Gavin encogió los hombros.

—Es imposible saberlo. Por otra parte, de eso se trata.

—¿De qué se trata? —preguntó Kip.

—Los magísteres nos han explicado que se trata de una leyenda —protestó Liv. El Prisma y el comandante de la Guardia Negra se giraron para observarla. La muchacha tragó saliva con dificultad y fijó la mirada en el suelo.

—Los magísteres tienen razón en parte —dijo Puño de Hierro—. La Orden del Ojo Fragmentado es un reputado gremio de asesinos. Se especializan en matar trazadores. Han sido erradicados y aniquilados al menos en tres ocasiones, si no más. A ningún sátrapa ni satrapesa le hace gracia perder a los trazadores que tanto dinero les han costado antes de lo que dicte su esperanza de vida natural. Creemos que cada vez que la orden se ha reformado, ha sido sin la menor conexión con ninguna de sus encarnaciones anteriores.

—En pocas palabras —terció Gavin—, un puñado de matones recluta a otro puñado de matones con la esperanza de llenarse los bolsillos apuñalando por la espalda a unos cuantos trazadores, y se autoproclaman la nueva Orden del Ojo Fragmentado para poder exigir unas tarifas desorbitadas. Es una farsa.

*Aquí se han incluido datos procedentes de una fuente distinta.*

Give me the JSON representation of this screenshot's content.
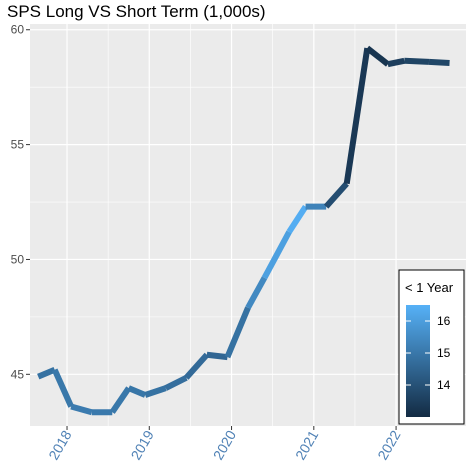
{
  "chart_data": {
    "type": "line",
    "title": "SPS Long VS Short Term (1,000s)",
    "xlabel": "",
    "ylabel": "",
    "x_ticks": [
      "2018",
      "2019",
      "2020",
      "2021",
      "2022"
    ],
    "y_ticks": [
      45,
      50,
      55,
      60
    ],
    "xlim": [
      2017.55,
      2022.85
    ],
    "ylim": [
      42.75,
      60.25
    ],
    "grid": true,
    "background": "#ebebeb",
    "x": [
      2017.65,
      2017.85,
      2018.05,
      2018.3,
      2018.55,
      2018.75,
      2018.95,
      2019.2,
      2019.45,
      2019.7,
      2019.95,
      2020.2,
      2020.4,
      2020.7,
      2020.9,
      2021.15,
      2021.4,
      2021.65,
      2021.9,
      2022.1,
      2022.4,
      2022.65
    ],
    "y": [
      44.9,
      45.2,
      43.6,
      43.35,
      43.35,
      44.4,
      44.1,
      44.4,
      44.85,
      45.85,
      45.75,
      47.9,
      49.2,
      51.2,
      52.3,
      52.3,
      53.3,
      59.2,
      58.5,
      58.65,
      58.6,
      58.55
    ],
    "color_values": [
      14.8,
      14.9,
      15.1,
      15.1,
      15.0,
      15.0,
      14.9,
      14.8,
      14.7,
      14.6,
      14.5,
      15.2,
      15.7,
      16.4,
      16.4,
      14.2,
      13.6,
      13.1,
      13.4,
      13.6,
      13.7,
      13.7
    ],
    "legend": {
      "title": "< 1 Year",
      "ticks": [
        14,
        15,
        16
      ],
      "range": [
        13.0,
        16.5
      ],
      "low_color": "#132b43",
      "high_color": "#56b1f7",
      "position": "bottom-right"
    }
  }
}
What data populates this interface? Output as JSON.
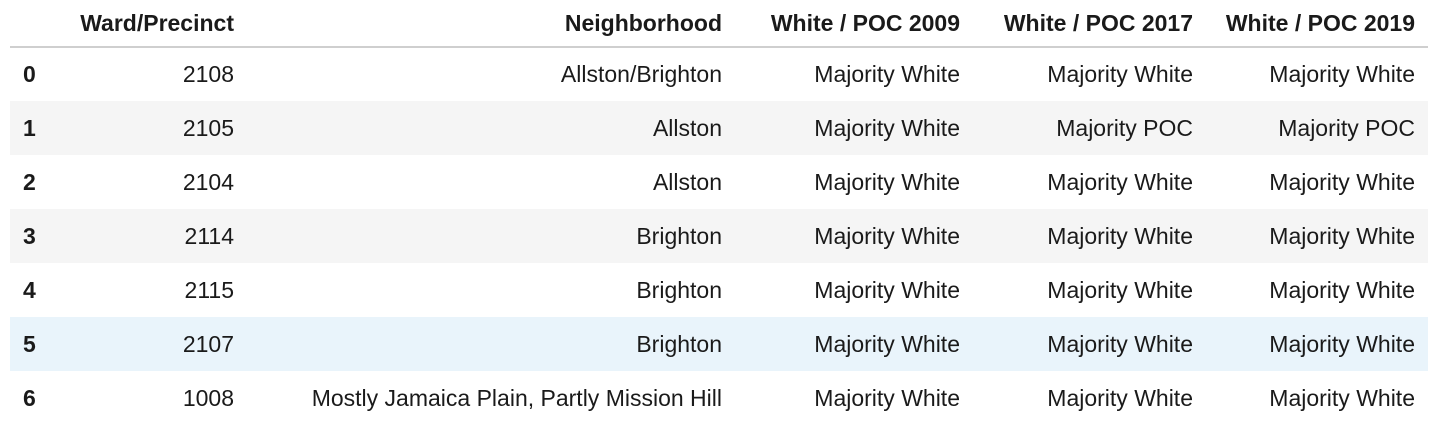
{
  "table": {
    "index_header": "",
    "columns": [
      "Ward/Precinct",
      "Neighborhood",
      "White / POC 2009",
      "White / POC 2017",
      "White / POC 2019"
    ],
    "rows": [
      {
        "index": "0",
        "ward": "2108",
        "neighborhood": "Allston/Brighton",
        "y2009": "Majority White",
        "y2017": "Majority White",
        "y2019": "Majority White"
      },
      {
        "index": "1",
        "ward": "2105",
        "neighborhood": "Allston",
        "y2009": "Majority White",
        "y2017": "Majority POC",
        "y2019": "Majority POC"
      },
      {
        "index": "2",
        "ward": "2104",
        "neighborhood": "Allston",
        "y2009": "Majority White",
        "y2017": "Majority White",
        "y2019": "Majority White"
      },
      {
        "index": "3",
        "ward": "2114",
        "neighborhood": "Brighton",
        "y2009": "Majority White",
        "y2017": "Majority White",
        "y2019": "Majority White"
      },
      {
        "index": "4",
        "ward": "2115",
        "neighborhood": "Brighton",
        "y2009": "Majority White",
        "y2017": "Majority White",
        "y2019": "Majority White"
      },
      {
        "index": "5",
        "ward": "2107",
        "neighborhood": "Brighton",
        "y2009": "Majority White",
        "y2017": "Majority White",
        "y2019": "Majority White"
      },
      {
        "index": "6",
        "ward": "1008",
        "neighborhood": "Mostly Jamaica Plain, Partly Mission Hill",
        "y2009": "Majority White",
        "y2017": "Majority White",
        "y2019": "Majority White"
      }
    ],
    "hovered_row_index": 5
  },
  "colors": {
    "stripe": "#f5f5f5",
    "hover": "#e9f4fb",
    "header_rule": "#cfcfcf",
    "text": "#1a1a1a"
  }
}
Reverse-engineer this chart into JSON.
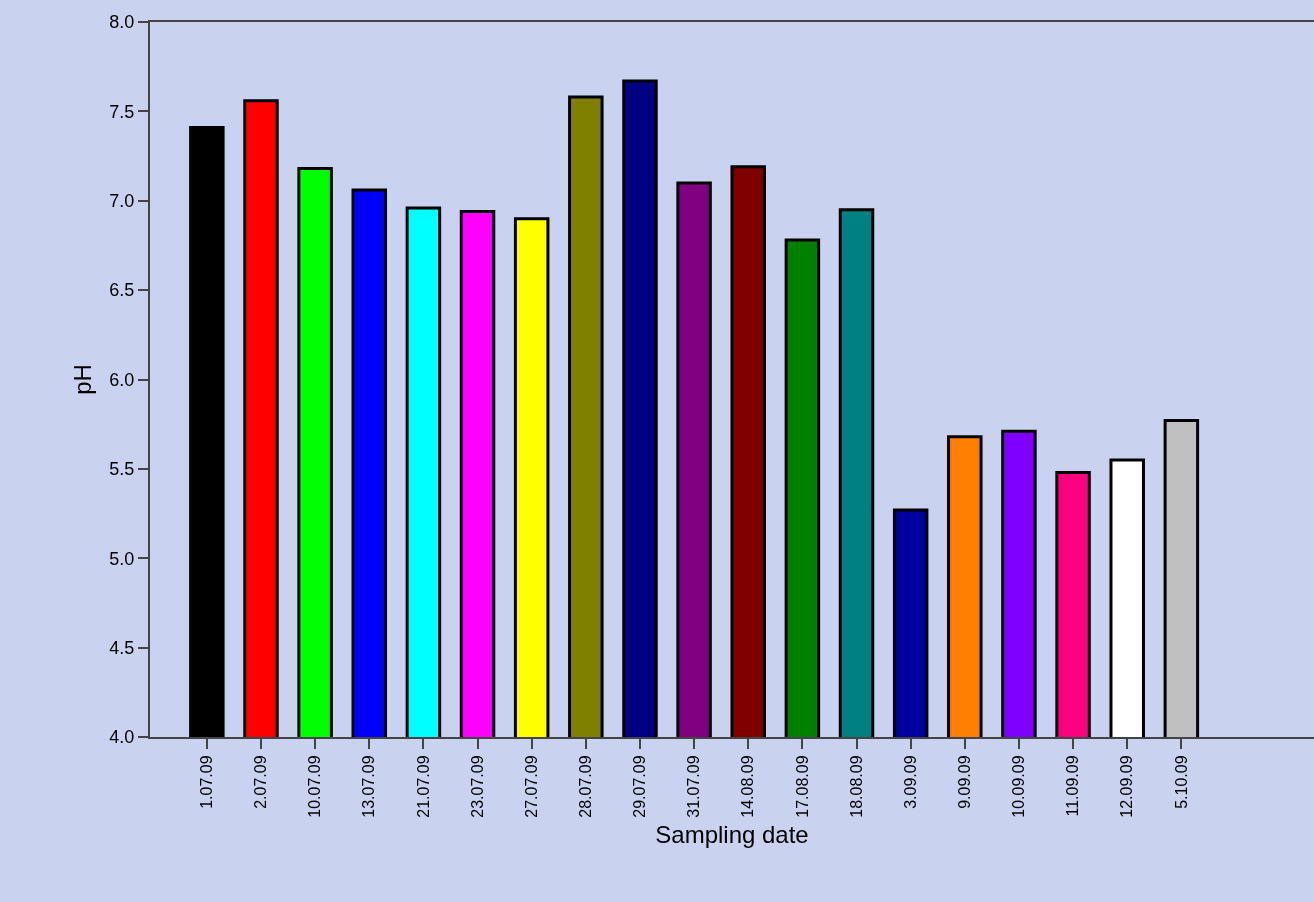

—¿Cómo lo sabes? —preguntó Kip.

—Porque si existieran realmente, harían mejor su trabajo.

Kip frunció el ceño. Su asesina había sido bastante buena.

—Eso no significa que todos sean igual de incompetentes, Kip —matizó Gavin—. Ese es el quid de la cuestión. Ni siquiera deberíamos haberlo mencionado. Eso no nos acerca al verdadero problema. Tanto si la orden es real como si no, el caso es que alguien ha contratado a un asesino para atentar contra ti. Puesto que no llevas aquí tanto tiempo como para haberte granjeado la enemistad de nadie, es evidente que el enemigo es mío. Solo podemos hacer una cosa.

Kip picó el anzuelo.

—¿Qué cosa? —No quería reconocer que sí se había granjeado ya la enemistad de alguien. Pero ese examinador, el magíster Galden, no intentaría asesinarlo, ¿verdad?

—Huir. —Gavin sonrió de oreja a oreja como un chiquillo travieso, iluminados los ojos.

—¡¿Cómo?! —exclamaron Kip y Liv al unísono.

—Reuníos conmigo en los muelles dentro de una hora. Liv, esto también va por ti. Serás la tutora de Kip. Nos vamos a Garriston.

—¿A Garriston? —preguntó Liv.

—Daos prisa en preparar el equipaje —añadió Gavin—. Nunca se sabe dónde podría estar la orden al acecho. —Sonrió de nuevo, burlón.

—Vaya, gracias —dijo Liv.

—¿Qué equipaje? —preguntó Kip mientras Gavin salía de la estancia como una exhalación—. ¡Pero si no tengo nada!